We can similarly consider the predictive ability of the state polls by plotting the difference between the electoral college result suggested by which candidate is leading in polls each state and the actual electoral college result from that election year. (As with the national polls, I consider this difference for Republicans but this is simply the additive inverse of what it would be for Democrats.)

image of state poll accuracy by month

Analysis of Plots

We observe that when the election is far away, national polling gives a better indication for who will win the election and when the election is close, the state polling gives a better indication of who will win the election. Over time the national polling data moves towards on the correct two-party vote, but it does not converge very much. In contrast, long before the election, the state polling does not give a very good prediction of the result, but it converges dramatically as the election approaches. This result is likely the result of the distortion caused by the electoral college system. Since a candidate can lose the election with a higher two-party vote share, the location of the votes they earn is highly relevant in addition to the quantity.

Model

Based on the results of our analysis, we see that we should increase the weighting we give to state polls as we get closer to the election. From this concept we can create the predictive model:

Electoral Prediction = (10 - months until election)/10 * State Poll Prediction+ (months until election)/10 * National Poll Prediction

In this equation, “State Poll Prediction” indicates the number of electoral votes predicted by the state polling data for a given party. (This number is out of 538, not normalized to 100 because we will normalize the national popular vote to 538.) “National Poll Prediction” is the number the number of electoral votes a candidate would get if their two party vote share in the national poll converted proportionally to the 538 electoral votes.

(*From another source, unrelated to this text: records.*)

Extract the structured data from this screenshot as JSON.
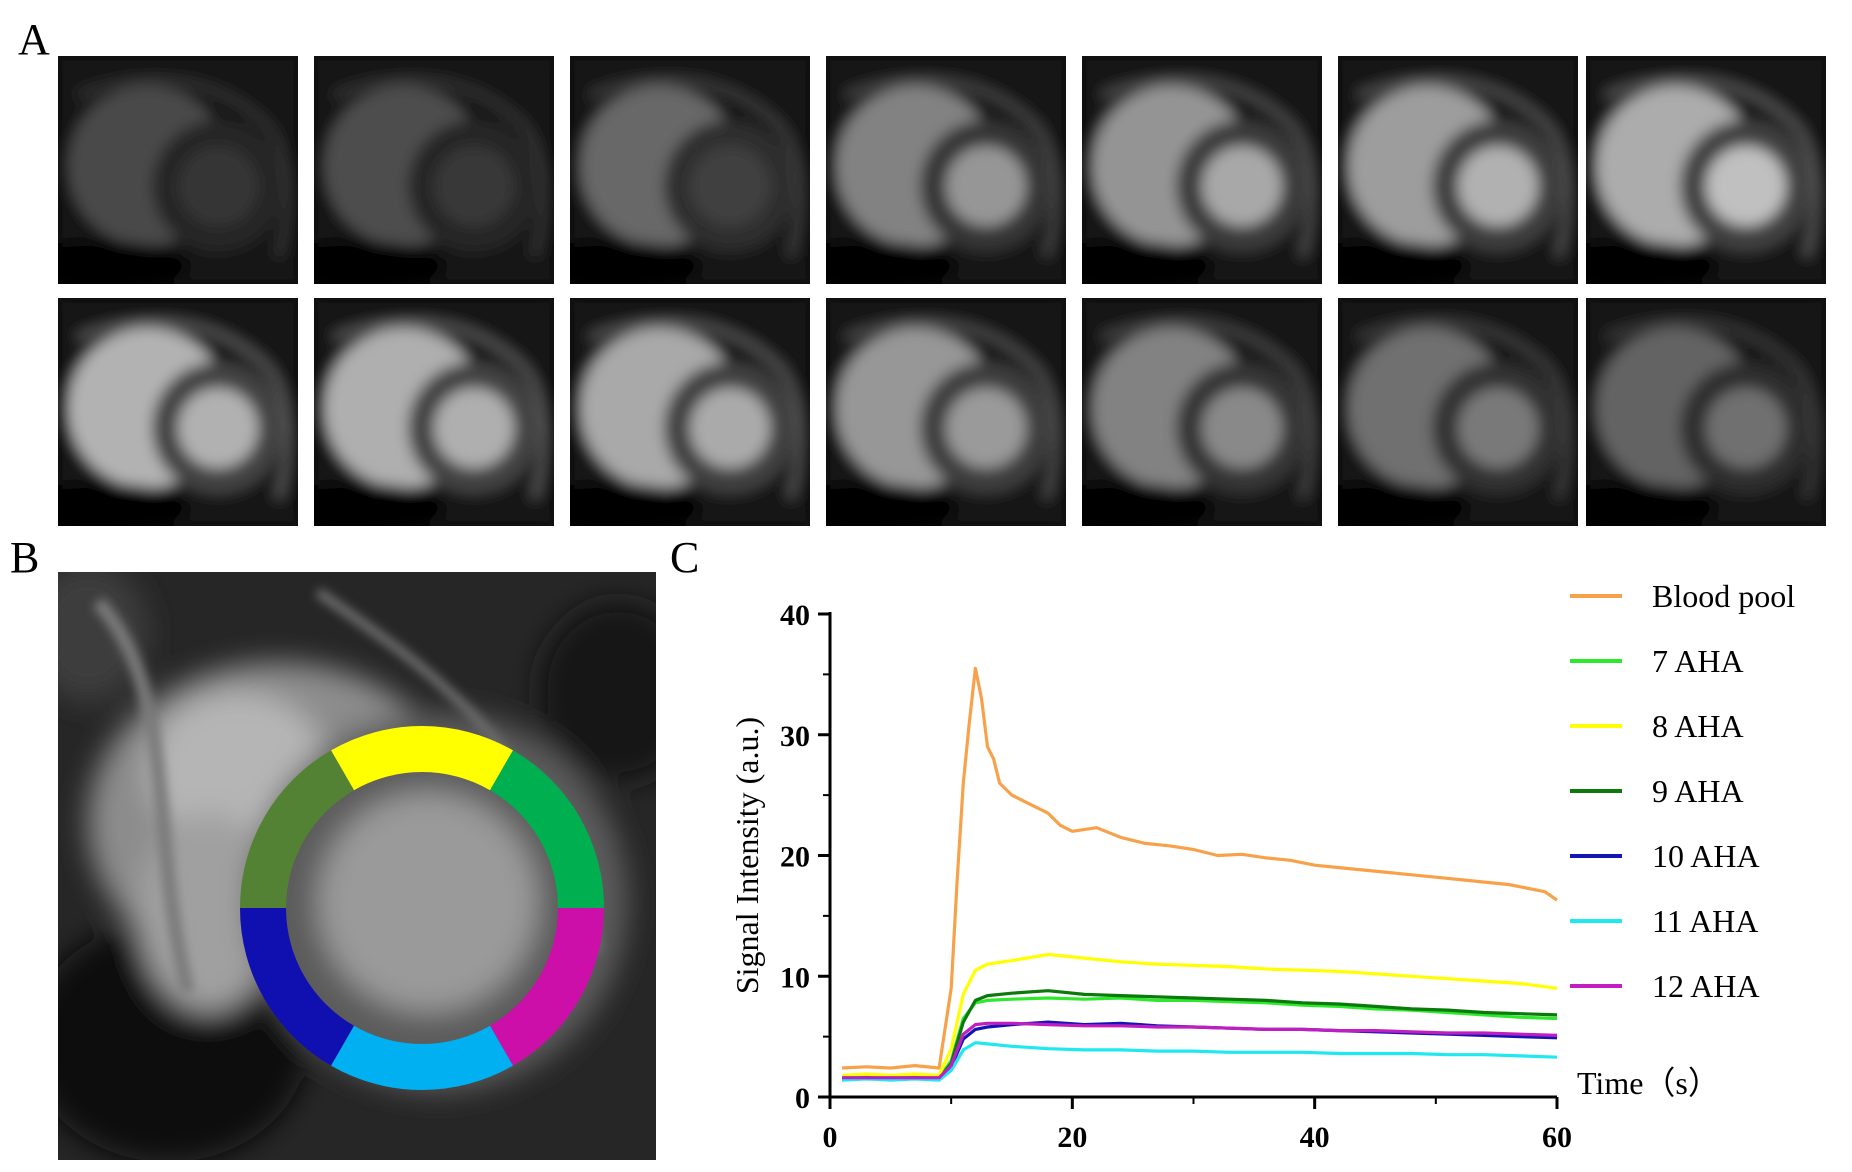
{
  "panels": {
    "a": "A",
    "b": "B",
    "c": "C"
  },
  "panel_a": {
    "frame_brightness": [
      0.22,
      0.25,
      0.42,
      0.6,
      0.72,
      0.78,
      0.88,
      0.92,
      0.9,
      0.86,
      0.74,
      0.6,
      0.48,
      0.4
    ]
  },
  "panel_b": {
    "segments": [
      {
        "name": "yellow",
        "color": "#ffff00"
      },
      {
        "name": "green",
        "color": "#00b050"
      },
      {
        "name": "magenta",
        "color": "#cc0fa8"
      },
      {
        "name": "light-blue",
        "color": "#00b0f0"
      },
      {
        "name": "blue",
        "color": "#1010b0"
      },
      {
        "name": "olive-green",
        "color": "#548235"
      }
    ]
  },
  "chart_data": {
    "type": "line",
    "title": "",
    "xlabel": "Time（s）",
    "ylabel": "Signal Intensity (a.u.)",
    "xlim": [
      0,
      60
    ],
    "ylim": [
      0,
      40
    ],
    "xticks": [
      "0",
      "20",
      "40",
      "60"
    ],
    "yticks": [
      "0",
      "10",
      "20",
      "30",
      "40"
    ],
    "legend_position": "right",
    "series": [
      {
        "name": "Blood pool",
        "color": "#f7a24a",
        "x": [
          1,
          3,
          5,
          7,
          9,
          10,
          10.5,
          11,
          11.5,
          12,
          12.5,
          13,
          13.5,
          14,
          15,
          16,
          17,
          18,
          19,
          20,
          22,
          24,
          26,
          28,
          30,
          32,
          34,
          36,
          38,
          40,
          42,
          44,
          46,
          48,
          50,
          52,
          54,
          56,
          58,
          59,
          60
        ],
        "y": [
          2.4,
          2.5,
          2.4,
          2.6,
          2.4,
          9,
          18,
          26,
          31,
          35.5,
          33,
          29,
          28,
          26,
          25,
          24.5,
          24,
          23.5,
          22.5,
          22,
          22.3,
          21.5,
          21,
          20.8,
          20.5,
          20,
          20.1,
          19.8,
          19.6,
          19.2,
          19,
          18.8,
          18.6,
          18.4,
          18.2,
          18,
          17.8,
          17.6,
          17.2,
          17,
          16.3
        ]
      },
      {
        "name": "7 AHA",
        "color": "#2de82d",
        "x": [
          1,
          3,
          5,
          7,
          9,
          10,
          11,
          12,
          13,
          15,
          18,
          21,
          24,
          27,
          30,
          33,
          36,
          39,
          42,
          45,
          48,
          51,
          54,
          57,
          60
        ],
        "y": [
          1.6,
          1.7,
          1.6,
          1.7,
          1.6,
          3,
          6.5,
          7.8,
          8,
          8.1,
          8.2,
          8.1,
          8.2,
          8,
          8,
          7.9,
          7.8,
          7.6,
          7.5,
          7.3,
          7.2,
          7,
          6.8,
          6.6,
          6.5
        ]
      },
      {
        "name": "8 AHA",
        "color": "#ffff00",
        "x": [
          1,
          3,
          5,
          7,
          9,
          10,
          11,
          12,
          13,
          15,
          18,
          21,
          24,
          27,
          30,
          33,
          36,
          39,
          42,
          45,
          48,
          51,
          54,
          57,
          60
        ],
        "y": [
          1.8,
          1.9,
          1.8,
          1.9,
          1.8,
          4,
          8.5,
          10.5,
          11,
          11.3,
          11.8,
          11.5,
          11.2,
          11,
          10.9,
          10.8,
          10.6,
          10.5,
          10.4,
          10.2,
          10,
          9.8,
          9.6,
          9.4,
          9
        ]
      },
      {
        "name": "9 AHA",
        "color": "#0b7a0b",
        "x": [
          1,
          3,
          5,
          7,
          9,
          10,
          11,
          12,
          13,
          15,
          18,
          21,
          24,
          27,
          30,
          33,
          36,
          39,
          42,
          45,
          48,
          51,
          54,
          57,
          60
        ],
        "y": [
          1.5,
          1.6,
          1.5,
          1.6,
          1.5,
          2.8,
          6.2,
          8,
          8.4,
          8.6,
          8.8,
          8.5,
          8.4,
          8.3,
          8.2,
          8.1,
          8,
          7.8,
          7.7,
          7.5,
          7.3,
          7.2,
          7,
          6.9,
          6.8
        ]
      },
      {
        "name": "10 AHA",
        "color": "#1414b4",
        "x": [
          1,
          3,
          5,
          7,
          9,
          10,
          11,
          12,
          13,
          15,
          18,
          21,
          24,
          27,
          30,
          33,
          36,
          39,
          42,
          45,
          48,
          51,
          54,
          57,
          60
        ],
        "y": [
          1.5,
          1.5,
          1.5,
          1.5,
          1.5,
          2.5,
          4.8,
          5.6,
          5.8,
          6,
          6.2,
          6,
          6.1,
          5.9,
          5.8,
          5.7,
          5.6,
          5.6,
          5.5,
          5.4,
          5.3,
          5.2,
          5.1,
          5,
          4.9
        ]
      },
      {
        "name": "11 AHA",
        "color": "#1ee8f0",
        "x": [
          1,
          3,
          5,
          7,
          9,
          10,
          11,
          12,
          13,
          15,
          18,
          21,
          24,
          27,
          30,
          33,
          36,
          39,
          42,
          45,
          48,
          51,
          54,
          57,
          60
        ],
        "y": [
          1.4,
          1.5,
          1.4,
          1.5,
          1.4,
          2.2,
          3.9,
          4.5,
          4.4,
          4.2,
          4,
          3.9,
          3.9,
          3.8,
          3.8,
          3.7,
          3.7,
          3.7,
          3.6,
          3.6,
          3.6,
          3.5,
          3.5,
          3.4,
          3.3
        ]
      },
      {
        "name": "12 AHA",
        "color": "#c01ec0",
        "x": [
          1,
          3,
          5,
          7,
          9,
          10,
          11,
          12,
          13,
          15,
          18,
          21,
          24,
          27,
          30,
          33,
          36,
          39,
          42,
          45,
          48,
          51,
          54,
          57,
          60
        ],
        "y": [
          1.6,
          1.6,
          1.6,
          1.6,
          1.6,
          2.6,
          5.2,
          6,
          6.1,
          6.1,
          6,
          5.9,
          5.9,
          5.8,
          5.8,
          5.7,
          5.6,
          5.6,
          5.5,
          5.5,
          5.4,
          5.3,
          5.3,
          5.2,
          5.1
        ]
      }
    ]
  }
}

This scheme means that while data about the election that would give us precision in our prediction (namely state polling) is unavailable, we use broader information about the electorate to qualify our expectation and, as thorough state polling develops, we reduce our reliance on national polling (which is not especially predictive on a margin necessary to predict the election).

Prediction

I acquired recent polling data (as of 9/27/2020) from FiveThirtyEight.

Based on this data, my model predicts that Republican candidate Donald Trump will earn 199 electoral votes.

This would mean that Democratic candidate Joe Biden would win the presidency.